7,523 people were convicted of being violent against law enforcement officers (including the country’s police and national guard) in 2021. It is the highest annual rate since 2017, and surpasses the 2020 rate by 16.4%, according to RBK.
Most of the convicted (6910) were found guilty of non-life-threatening violence, however, 613 were believed to have been ‘extremely violent’.
The number of people convicted under this article has been declining between 2017 and 2021, say researchers.
Other articles to show a rise in the number of convicted are ‘justification of nazism’ (3,5 times the 2017 rate) and ‘high treason’ (6 people compared to 14), ‘divulgence of official secrets’ (43/54 cases), ‘involvement in an extremist community’ (4/13 cases) and ‘calling for dismantlement of the Russian statehood using media’ (135/242 cases).

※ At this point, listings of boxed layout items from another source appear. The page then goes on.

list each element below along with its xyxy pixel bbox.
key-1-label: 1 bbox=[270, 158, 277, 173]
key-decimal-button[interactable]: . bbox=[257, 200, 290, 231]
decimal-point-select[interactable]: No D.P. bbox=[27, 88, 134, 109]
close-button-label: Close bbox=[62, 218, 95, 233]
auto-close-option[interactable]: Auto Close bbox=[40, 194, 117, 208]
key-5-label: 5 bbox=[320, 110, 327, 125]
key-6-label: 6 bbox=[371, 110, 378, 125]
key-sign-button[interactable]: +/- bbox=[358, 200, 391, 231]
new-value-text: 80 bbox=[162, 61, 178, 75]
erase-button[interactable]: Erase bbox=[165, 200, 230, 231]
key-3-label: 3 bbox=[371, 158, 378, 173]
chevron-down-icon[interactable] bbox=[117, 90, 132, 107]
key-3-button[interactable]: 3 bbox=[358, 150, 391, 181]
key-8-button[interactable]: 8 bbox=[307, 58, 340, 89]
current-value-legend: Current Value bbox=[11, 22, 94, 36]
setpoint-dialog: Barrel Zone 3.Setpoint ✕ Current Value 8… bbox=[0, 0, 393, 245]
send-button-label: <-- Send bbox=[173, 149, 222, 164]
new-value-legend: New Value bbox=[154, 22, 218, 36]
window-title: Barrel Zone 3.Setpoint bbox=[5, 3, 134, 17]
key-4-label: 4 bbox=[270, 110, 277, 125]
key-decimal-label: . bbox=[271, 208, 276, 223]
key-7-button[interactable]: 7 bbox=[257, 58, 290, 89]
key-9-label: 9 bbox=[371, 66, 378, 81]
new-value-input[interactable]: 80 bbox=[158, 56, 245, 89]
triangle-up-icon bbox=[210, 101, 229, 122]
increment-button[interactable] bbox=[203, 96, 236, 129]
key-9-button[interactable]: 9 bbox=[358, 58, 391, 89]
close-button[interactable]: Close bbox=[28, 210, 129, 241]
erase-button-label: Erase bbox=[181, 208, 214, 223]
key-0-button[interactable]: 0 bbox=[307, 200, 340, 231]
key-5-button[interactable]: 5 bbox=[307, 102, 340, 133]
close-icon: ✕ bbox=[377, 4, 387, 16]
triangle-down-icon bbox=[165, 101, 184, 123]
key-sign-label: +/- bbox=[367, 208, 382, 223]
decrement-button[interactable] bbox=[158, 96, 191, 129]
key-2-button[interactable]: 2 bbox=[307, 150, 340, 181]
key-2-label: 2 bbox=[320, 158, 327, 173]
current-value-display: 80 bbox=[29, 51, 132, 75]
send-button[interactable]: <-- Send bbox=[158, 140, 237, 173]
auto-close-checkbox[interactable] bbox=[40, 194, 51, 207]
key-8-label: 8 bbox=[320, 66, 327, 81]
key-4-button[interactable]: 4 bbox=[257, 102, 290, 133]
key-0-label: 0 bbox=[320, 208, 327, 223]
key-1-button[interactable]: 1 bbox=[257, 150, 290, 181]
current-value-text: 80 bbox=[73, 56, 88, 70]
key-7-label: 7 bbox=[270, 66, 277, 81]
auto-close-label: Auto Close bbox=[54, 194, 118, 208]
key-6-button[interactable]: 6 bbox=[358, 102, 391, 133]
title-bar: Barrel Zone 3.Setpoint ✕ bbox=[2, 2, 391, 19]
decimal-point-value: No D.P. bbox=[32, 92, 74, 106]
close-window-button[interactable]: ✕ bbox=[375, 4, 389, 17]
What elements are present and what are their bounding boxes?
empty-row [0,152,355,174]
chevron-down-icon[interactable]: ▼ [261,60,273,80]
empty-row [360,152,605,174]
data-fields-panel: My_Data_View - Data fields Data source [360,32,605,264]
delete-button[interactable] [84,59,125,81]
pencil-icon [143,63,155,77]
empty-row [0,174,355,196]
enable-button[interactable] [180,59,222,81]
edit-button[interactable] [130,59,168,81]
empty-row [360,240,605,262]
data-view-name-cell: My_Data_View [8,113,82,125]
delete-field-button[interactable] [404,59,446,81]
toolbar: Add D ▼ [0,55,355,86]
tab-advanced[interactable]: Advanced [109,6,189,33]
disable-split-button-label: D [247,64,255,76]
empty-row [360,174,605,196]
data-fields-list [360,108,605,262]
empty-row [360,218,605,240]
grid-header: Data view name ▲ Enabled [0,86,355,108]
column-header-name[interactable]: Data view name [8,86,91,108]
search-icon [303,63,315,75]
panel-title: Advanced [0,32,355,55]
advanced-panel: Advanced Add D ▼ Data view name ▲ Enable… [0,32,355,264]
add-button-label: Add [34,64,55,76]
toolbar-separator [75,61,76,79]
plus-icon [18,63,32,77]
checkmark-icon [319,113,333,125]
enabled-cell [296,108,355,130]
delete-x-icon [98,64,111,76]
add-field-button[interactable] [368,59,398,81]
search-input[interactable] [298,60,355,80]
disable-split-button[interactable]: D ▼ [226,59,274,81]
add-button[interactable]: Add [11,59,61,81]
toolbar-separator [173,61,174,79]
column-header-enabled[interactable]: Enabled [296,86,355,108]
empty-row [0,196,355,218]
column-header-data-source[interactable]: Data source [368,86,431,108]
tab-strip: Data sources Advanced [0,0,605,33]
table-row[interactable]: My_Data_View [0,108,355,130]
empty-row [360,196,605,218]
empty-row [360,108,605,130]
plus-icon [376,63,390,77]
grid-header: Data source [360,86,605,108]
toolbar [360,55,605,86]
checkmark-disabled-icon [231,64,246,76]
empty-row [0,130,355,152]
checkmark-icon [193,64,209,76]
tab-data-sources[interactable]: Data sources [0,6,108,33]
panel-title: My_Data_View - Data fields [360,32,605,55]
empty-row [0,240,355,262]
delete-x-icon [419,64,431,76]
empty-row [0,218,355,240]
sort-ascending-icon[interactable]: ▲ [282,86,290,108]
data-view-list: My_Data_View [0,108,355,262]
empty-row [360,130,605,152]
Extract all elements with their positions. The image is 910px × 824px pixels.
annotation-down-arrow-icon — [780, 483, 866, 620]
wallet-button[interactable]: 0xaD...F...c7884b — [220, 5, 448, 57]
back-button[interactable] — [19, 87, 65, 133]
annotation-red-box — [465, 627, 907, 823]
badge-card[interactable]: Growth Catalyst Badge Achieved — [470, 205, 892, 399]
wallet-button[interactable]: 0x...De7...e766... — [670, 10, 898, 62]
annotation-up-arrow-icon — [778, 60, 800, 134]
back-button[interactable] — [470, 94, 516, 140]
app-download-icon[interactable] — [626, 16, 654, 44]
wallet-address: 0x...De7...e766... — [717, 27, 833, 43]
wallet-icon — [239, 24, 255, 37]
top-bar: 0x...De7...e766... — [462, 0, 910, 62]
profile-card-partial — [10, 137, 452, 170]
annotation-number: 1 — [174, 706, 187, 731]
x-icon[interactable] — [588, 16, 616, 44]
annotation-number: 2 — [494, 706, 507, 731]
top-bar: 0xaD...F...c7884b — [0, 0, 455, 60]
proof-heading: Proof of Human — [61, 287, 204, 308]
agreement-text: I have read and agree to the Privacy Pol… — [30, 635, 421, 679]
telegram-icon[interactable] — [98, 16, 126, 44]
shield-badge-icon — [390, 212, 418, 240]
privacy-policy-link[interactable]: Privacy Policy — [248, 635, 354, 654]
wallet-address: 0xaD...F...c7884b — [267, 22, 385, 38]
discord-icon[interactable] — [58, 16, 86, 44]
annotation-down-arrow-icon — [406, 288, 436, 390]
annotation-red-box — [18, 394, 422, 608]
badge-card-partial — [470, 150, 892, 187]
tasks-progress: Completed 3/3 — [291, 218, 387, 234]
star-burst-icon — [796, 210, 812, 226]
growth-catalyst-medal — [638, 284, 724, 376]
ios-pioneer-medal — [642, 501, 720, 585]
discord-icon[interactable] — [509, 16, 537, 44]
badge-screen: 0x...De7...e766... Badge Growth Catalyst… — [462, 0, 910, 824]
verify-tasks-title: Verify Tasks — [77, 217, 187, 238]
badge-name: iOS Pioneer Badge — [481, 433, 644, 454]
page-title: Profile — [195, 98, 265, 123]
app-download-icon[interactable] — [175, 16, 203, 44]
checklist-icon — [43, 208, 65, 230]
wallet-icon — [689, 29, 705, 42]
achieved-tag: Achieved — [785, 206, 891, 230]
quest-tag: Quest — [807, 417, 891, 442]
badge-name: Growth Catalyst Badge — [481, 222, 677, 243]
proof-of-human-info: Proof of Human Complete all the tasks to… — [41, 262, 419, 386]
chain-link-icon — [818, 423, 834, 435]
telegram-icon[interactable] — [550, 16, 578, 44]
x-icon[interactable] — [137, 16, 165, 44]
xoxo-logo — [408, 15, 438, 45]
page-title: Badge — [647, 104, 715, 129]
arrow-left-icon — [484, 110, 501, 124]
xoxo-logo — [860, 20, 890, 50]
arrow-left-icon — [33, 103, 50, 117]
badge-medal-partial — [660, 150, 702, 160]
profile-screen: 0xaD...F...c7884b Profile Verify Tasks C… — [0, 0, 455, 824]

National Guard of Russia. Photo: State Duma
23 and 31 January, as well as 2 February and 21 April 2021 marked countrywide rallies in support of Alexey Navalny. Thousands of people were detained, hundreds were put under administrative arrest, and more than a hundred people faced criminal prosecution.
Alexey Navalny is now serving his sentence in the Pokrov Penitentiary in Vladimir Oblast. His suspended sentence was replaced by jail time in February 2021 by Moscow’s Simonovsky court. The Federal Penal Correction Service accused Navalny of breaching the conditions of his suspended sentence for ‘not reporting to a police station in person’ while he was receiving his medical treatment in Germany after being poisoned by a Novichok nerve agent.
On 9 June 2021 the Moscow City court declared Navalny’s Anti-Corruption Foundation ‘an extremist organisation’ and prohibited it to conduct any activities. The court session was a closed one.